Alimentation Couche-Tard is planning to add more than 750 stores over the next five years through new-to-industry builds and single-site acquisitions, as it reallocates capital from underperforming assets into higher-return opportunities.
That’s according to the Laval, Quebec-based convenience-store chain’s 2026 Business Strategy Update on Wednesday.
The strategy centers on improving portfolio quality, returns and capital efficiency.
“We are selling tail-end and underperforming assets and investing that capital into sites that not only bring our brand promise to life but are substantially outperforming the legacy network as well,” said Aaron Brooks, senior vice president of real estate and fuel customer.
- Alimentation Couche-Tard is No. 2 on CSP’s 2025 Top 202 ranking of U.S. c-store chains by store count.

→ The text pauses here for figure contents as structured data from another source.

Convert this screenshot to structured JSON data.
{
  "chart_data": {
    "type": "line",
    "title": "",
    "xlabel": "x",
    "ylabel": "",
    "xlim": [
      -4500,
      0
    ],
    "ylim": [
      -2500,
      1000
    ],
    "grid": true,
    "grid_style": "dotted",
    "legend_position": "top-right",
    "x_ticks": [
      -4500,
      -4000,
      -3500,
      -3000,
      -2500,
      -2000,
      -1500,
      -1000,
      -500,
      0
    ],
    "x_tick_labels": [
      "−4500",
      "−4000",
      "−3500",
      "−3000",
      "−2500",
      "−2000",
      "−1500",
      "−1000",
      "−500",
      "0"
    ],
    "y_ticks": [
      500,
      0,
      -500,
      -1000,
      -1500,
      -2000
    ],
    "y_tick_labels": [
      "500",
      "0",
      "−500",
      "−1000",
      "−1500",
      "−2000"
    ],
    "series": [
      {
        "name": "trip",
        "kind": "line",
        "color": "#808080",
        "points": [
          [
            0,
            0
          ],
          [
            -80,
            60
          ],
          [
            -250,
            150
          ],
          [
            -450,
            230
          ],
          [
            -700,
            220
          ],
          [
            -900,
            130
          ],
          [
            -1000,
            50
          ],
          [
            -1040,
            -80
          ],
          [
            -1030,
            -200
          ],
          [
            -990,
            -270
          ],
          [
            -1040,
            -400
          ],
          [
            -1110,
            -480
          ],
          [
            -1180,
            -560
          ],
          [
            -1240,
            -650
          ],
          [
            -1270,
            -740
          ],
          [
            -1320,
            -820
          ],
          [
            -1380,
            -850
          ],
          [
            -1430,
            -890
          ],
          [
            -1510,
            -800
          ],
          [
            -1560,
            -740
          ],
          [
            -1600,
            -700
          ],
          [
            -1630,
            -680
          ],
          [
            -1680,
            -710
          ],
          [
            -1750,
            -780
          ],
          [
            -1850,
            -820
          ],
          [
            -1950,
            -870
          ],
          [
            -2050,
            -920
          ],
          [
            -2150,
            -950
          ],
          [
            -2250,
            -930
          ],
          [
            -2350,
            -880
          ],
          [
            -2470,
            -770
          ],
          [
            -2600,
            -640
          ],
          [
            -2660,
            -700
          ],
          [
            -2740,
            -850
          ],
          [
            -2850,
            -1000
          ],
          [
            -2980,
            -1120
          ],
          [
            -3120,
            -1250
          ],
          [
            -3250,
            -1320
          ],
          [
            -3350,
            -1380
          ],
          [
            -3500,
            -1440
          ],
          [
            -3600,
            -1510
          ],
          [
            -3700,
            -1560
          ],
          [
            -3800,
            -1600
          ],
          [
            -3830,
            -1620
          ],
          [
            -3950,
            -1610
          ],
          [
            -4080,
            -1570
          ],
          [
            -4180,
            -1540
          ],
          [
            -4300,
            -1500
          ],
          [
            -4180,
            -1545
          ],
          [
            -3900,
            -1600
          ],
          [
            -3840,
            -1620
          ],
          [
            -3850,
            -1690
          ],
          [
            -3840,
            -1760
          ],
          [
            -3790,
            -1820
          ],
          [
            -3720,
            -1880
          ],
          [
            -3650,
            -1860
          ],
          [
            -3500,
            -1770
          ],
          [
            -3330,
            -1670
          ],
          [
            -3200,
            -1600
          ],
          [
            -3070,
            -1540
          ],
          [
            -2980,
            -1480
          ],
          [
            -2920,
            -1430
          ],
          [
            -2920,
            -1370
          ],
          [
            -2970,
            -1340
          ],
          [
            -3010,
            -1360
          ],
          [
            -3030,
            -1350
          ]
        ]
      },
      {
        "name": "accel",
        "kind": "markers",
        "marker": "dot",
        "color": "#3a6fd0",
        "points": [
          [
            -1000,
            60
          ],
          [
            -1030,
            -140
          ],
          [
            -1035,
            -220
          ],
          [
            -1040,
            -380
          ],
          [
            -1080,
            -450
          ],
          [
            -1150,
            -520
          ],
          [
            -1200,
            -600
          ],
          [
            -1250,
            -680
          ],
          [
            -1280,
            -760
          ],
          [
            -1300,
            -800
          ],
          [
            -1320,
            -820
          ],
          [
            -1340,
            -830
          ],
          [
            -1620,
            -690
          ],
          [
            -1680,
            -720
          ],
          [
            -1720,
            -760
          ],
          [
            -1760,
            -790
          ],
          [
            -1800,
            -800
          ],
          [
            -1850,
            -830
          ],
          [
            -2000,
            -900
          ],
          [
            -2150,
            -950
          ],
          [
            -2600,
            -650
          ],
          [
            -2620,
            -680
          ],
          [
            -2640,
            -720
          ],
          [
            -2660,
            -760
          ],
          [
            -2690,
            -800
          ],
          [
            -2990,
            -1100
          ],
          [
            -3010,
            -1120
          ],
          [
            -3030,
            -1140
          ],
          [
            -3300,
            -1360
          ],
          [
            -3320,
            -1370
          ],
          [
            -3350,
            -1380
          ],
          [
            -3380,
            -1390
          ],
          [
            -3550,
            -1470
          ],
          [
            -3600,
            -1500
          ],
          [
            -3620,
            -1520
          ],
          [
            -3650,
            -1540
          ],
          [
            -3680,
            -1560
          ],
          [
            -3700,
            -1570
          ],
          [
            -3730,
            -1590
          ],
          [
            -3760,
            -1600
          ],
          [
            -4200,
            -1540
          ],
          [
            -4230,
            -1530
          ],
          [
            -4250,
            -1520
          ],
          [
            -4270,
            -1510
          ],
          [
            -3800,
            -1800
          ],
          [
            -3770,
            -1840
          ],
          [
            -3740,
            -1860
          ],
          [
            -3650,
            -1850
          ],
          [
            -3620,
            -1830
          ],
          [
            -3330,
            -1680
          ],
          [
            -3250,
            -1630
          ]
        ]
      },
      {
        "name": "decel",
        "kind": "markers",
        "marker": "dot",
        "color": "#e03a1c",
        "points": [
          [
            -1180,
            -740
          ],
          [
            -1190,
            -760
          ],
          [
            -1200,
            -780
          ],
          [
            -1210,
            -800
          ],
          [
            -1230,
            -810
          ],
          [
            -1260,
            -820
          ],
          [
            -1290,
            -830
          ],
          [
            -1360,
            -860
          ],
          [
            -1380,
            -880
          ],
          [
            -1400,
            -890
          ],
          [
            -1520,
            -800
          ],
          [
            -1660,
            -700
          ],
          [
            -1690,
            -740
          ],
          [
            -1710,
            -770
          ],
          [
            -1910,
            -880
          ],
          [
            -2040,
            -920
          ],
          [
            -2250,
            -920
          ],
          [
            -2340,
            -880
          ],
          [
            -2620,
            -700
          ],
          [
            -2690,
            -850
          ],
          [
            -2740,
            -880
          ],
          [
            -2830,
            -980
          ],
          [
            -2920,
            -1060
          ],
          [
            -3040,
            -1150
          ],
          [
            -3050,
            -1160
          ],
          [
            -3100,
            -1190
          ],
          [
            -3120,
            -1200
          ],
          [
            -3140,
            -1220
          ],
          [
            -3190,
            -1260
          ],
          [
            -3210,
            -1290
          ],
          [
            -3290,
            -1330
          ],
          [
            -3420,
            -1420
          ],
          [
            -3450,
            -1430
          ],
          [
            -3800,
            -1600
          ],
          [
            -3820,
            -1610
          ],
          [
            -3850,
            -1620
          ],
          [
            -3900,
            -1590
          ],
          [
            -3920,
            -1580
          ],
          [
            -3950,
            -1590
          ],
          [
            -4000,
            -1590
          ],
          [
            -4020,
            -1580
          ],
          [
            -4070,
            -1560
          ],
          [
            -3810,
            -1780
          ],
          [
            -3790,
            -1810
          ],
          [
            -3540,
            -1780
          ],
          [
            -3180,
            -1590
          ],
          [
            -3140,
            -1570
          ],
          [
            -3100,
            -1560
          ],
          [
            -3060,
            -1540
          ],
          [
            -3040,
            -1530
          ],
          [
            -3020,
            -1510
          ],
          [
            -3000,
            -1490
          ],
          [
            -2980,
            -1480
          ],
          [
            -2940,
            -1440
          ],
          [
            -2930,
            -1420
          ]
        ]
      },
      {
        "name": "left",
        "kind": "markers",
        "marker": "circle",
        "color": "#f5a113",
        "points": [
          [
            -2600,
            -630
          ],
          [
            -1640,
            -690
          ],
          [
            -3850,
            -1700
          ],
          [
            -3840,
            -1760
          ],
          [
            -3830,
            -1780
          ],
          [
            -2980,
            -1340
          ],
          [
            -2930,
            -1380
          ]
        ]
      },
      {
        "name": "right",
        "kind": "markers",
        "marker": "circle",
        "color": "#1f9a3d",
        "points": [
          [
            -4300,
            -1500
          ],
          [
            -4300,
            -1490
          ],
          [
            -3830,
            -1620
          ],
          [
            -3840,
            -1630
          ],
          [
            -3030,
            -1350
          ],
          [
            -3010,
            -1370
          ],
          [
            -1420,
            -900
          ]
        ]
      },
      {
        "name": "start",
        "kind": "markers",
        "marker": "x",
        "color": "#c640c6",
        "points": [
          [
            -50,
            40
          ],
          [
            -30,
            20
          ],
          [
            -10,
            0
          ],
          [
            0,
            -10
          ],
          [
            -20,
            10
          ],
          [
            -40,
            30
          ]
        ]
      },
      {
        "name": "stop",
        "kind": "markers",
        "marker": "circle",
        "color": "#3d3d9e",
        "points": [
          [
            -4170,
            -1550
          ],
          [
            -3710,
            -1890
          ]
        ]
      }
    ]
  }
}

Retailer is focusing on U.S. growth
The U.S. is the company’s primary expansion target. Couche-Tard pointed to the fragmented nature of the U.S. convenience-store market, noting that nearly 65% of stores are owned by operators with 10 or fewer locations.
That fragmentation underpins the company’s acquisition strategy, particularly for single-site operators. Brooks said the retailer is making deliberate “build vs. buy” decisions based on asset quality, location and speed to scale.
“If there’s a quality asset that we can buy at an advantageous multiple and plug it into our scaled economy at a faster rate than which we can build it, we are buying,” he said. “If we’re in a small town and there’s an independent that has the best corner in that town, we’re going to look to buy that vs. build on a secondary corner.”
In addition to single-site acquisitions, the company is accelerating its franchise program, which places the Circle K brand on the store and forecourt. Brooks said the company plans to add more fully franchised sites this year than ever before.
Sites will be in traditional and rural markets
Couche-Tard’s five-year growth plan includes both traditional and rural expansion.
In suburban markets, the company plans to build in fast-growing areas and strategically enter or strengthen existing markets. At the same time, it is expanding its network of approximately 1,400 rural sites, which Brooks described as delivering top returns and economic resilience.
Store investments include diesel, QSR and carwashes
The retailer is also investing in ancillary services, including high-speed diesel fuel, quick-service restaurants and car washes, to boost site-level returns and drive additional traffic.
Beyond the U.S., merger and acquisition priorities include unlocking opportunities in Europe by filling regional gaps within its existing network. Latin America and Southeast Asia were identified as attractive longer-term expansion markets.
Overall, the company framed the 750-plus store target as part of a broader effort to sharpen its portfolio, improve returns and deploy capital into assets that can more quickly benefit from its scale. For operators, the strategy signals continued competition for high-quality sites, particularly among small and single-store owners in strong locations.
Second-quarter earnings pointed to expansion
During its fiscal 2026 second quarter, which ended Oct. 12, Couche-Tard acquired seven U.S. company-operated sites, built 19 new stores, relocated or rebuilt three and had 73 more under construction, with more than 1,000 potential development sites in its real-estate pipeline. The growth follows the first quarter’s $1.6 billion acquisition of 270 GetGo Café + Market stores.
President and CEO Alex Miller told analysts in November that the company is actively evaluating multiple acquisition targets across all major geographies. In addition to new builds and an expanding self-distribution network, he said acquisitions remain a core part of Couche-Tard’s long-term U.S. growth strategy, even after its unsuccessful bid to acquire 7-Eleven parent Seven & i Holdings Co. Ltd. Couche-Tard withdrew its offer in July.